Maestre, who supervised the 12-country study in Venezuela, said blood pressure is the most important treatable risk factor for diseases of the heart and the arterial system.
The conclusions of the international study – published recently by the influential “Journal of the American Medical Association” – are important, Maestre said, because most health insurers in the United States reimburse ambulatory blood pressure monitoring only when blood pressure is found to be high in the clinical setting but is suspected to be normal otherwise, or for those patients with blood pressure measurements in a doctor’s office lower than measurements taken out-of-office.
Monitoring blood pressure over 24 hours in patients treated for hypertension is not covered by Medicare and Medicaid, limiting the access to the highest standard of care.
“This disregards the fact that 24‑hour ambulatory blood pressure monitoring is cost-effective,” she said. “It enables the prevention of cardiovascular disease by starting blood pressure-lowering treatment in a timely manner.”
Compared with hospital-based treatment of the complications of high blood pressure – mainly chest pain caused by narrowing of the arteries of the heart, myocardial infarction (heart attack) and stroke – prevention is cost-effective and mitigates the risk of premature disability and death.
About 30 percent of all adults and 60 percent of people 60 or older have high blood pressure.
“Ambulatory blood pressure monitoring should therefore be available at all levels of the healthcare delivery chain,” Maestre said.
METHODOLOGY
The international study followed 11,135 individuals for 14 years, with study participants enrolled in 12 countries in Europe, East Asia and Latin America.
The study was coordinated internationally by professors Jan A. Staessen and Zhen-Yu Zhang, both affiliated with the Research Unit Hypertension and Cardiovascular Epidemiology, University of Leuven in Belgium.
Researchers compared the predictive accuracy of blood pressure measurements done by a healthcare provider in an office setting, with repeated blood pressure measurements recorded during the day, at night and over 24 hours.
The results showed the probability of heart and vascular disease during follow-up sessions was associated most closely with the blood pressure readings over 24 hours and at night.
Blood pressure recorded over 24 hours predicts these complications much better than the blood pressure measured on a single occasion by nurses or physicians in practices or in the hospital, Maestre said, and whole-day blood pressure measurement should include the blood pressure recorded at night during sleep.

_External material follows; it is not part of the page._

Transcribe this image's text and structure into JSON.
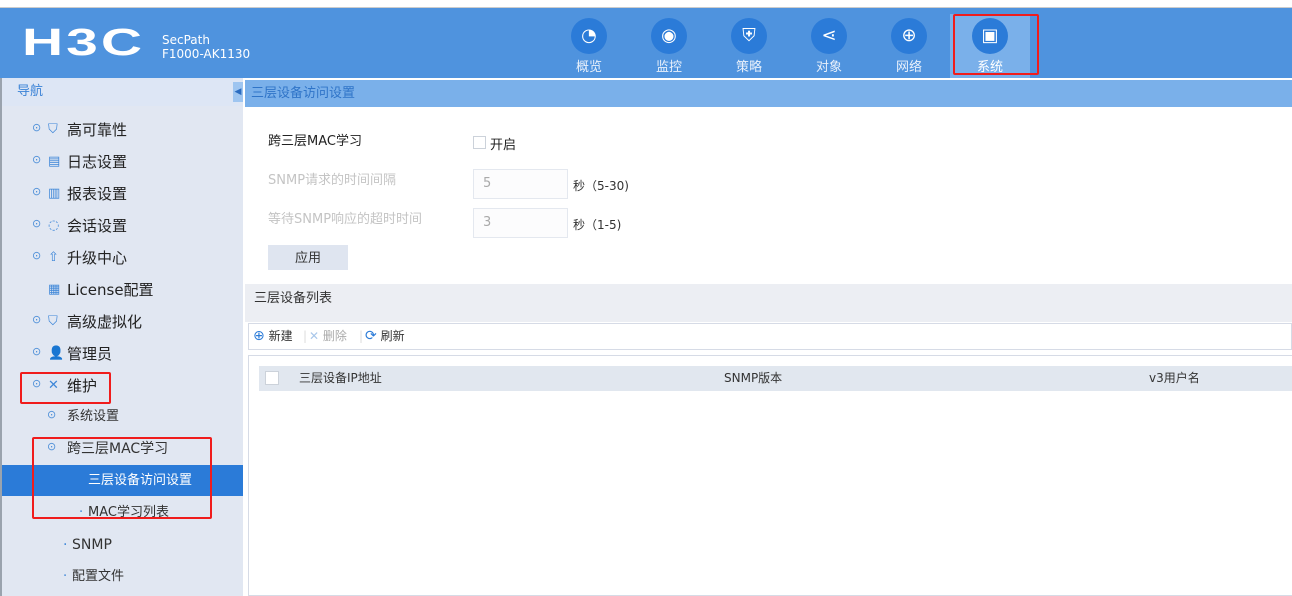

“Although heart and vascular disease are strongly associated with blood pressure, irrespective of how it is measured, we previously did not know which type of blood pressure measurement captured risk in the most accurate way” she said.
Worldwide, high blood pressure causes more than half of the deaths that can be attributed to cardiovascular disease, and it is important to note that high blood pressure, of all the risk factors for heart and vascular disease, is the most treatable.
“Our research highlights the necessity of measuring over 24 hours to diagnose high blood pressure and to institute and fine tune its treatment,” Maestre said.